Non, je ne suis pas un traître

Me voilà donc, au beau milieu du gratin de la blogosphère francophone réunie mercredi à Paris, traité de traître à la francophonie parce que j'écris essentiellement en anglais sur ce carnet.

Outre les fleurs ci-dessus et d'autres ici par François Hodierne (qui ne m'en veut pas tant que ça finalement), ce qui m'a le plus interpellé mercredi est cette remarque de Laurent me disant que d'écrire en anglais me marginalise.

Bin fuck alors !

Il m'a fallu un certain temps pour digérer cette idée que d'écrire dans une langue que peu ou prou quelques milliards d'individus (et leur chien) comprennent puisse me marginaliser plus que d'écrire dans une langue, fût-elle de Molière, comprise par quelques centaines de millions d'individus (et Milou). Et je n'en étais pourtant qu'à ma première bière.

J'avais déjà eu des états d'âme auparavant (ici et ici) mais je n'ai pas poussé l'introspection assez loin pour résoudre une question qui est moins simple qu'elle n'y paraît.

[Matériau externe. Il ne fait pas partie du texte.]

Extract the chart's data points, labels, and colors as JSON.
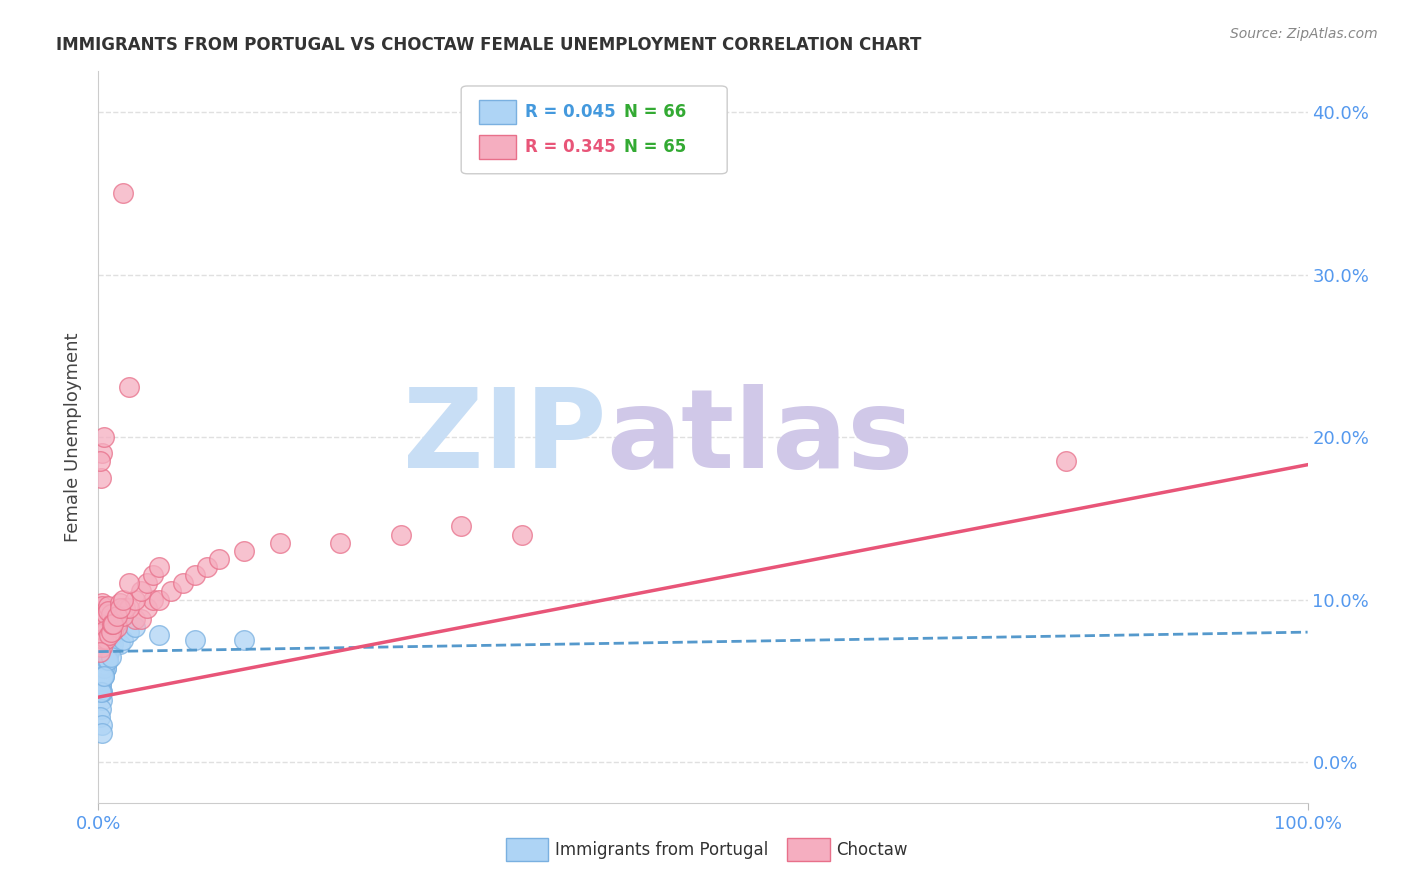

Le choix de l'anglais comme langue principale de mon premier site personnel s'est imposé à moi, au premier abord, comme le plus facile. Il y a quinze ans, j'étais nul en anglais et je n'avais pas voyagé plus loin que l'Italie. Il y a dix ans, moment où la langue de Shakespeare est devenue ma langue de travail, j'étais vaguement moins nul et j'avais découvert les Etats-Unis et quelques uns de ses habitants. Aujourd'hui je suis bilingue à force de lire, d'écouter, de parler, de penser, de rêver et évidemment d'écrire en anglais quasi quotidiennement. J'ai travaillé pour quatre entreprises internationales, mon poste actuel m'a permis de découvrir plus d'une vingtaine de nationalités et de voyager plus. La dernière chose que je voudrais, sur un plan professionnel, c'est revenir à un poste franco-français.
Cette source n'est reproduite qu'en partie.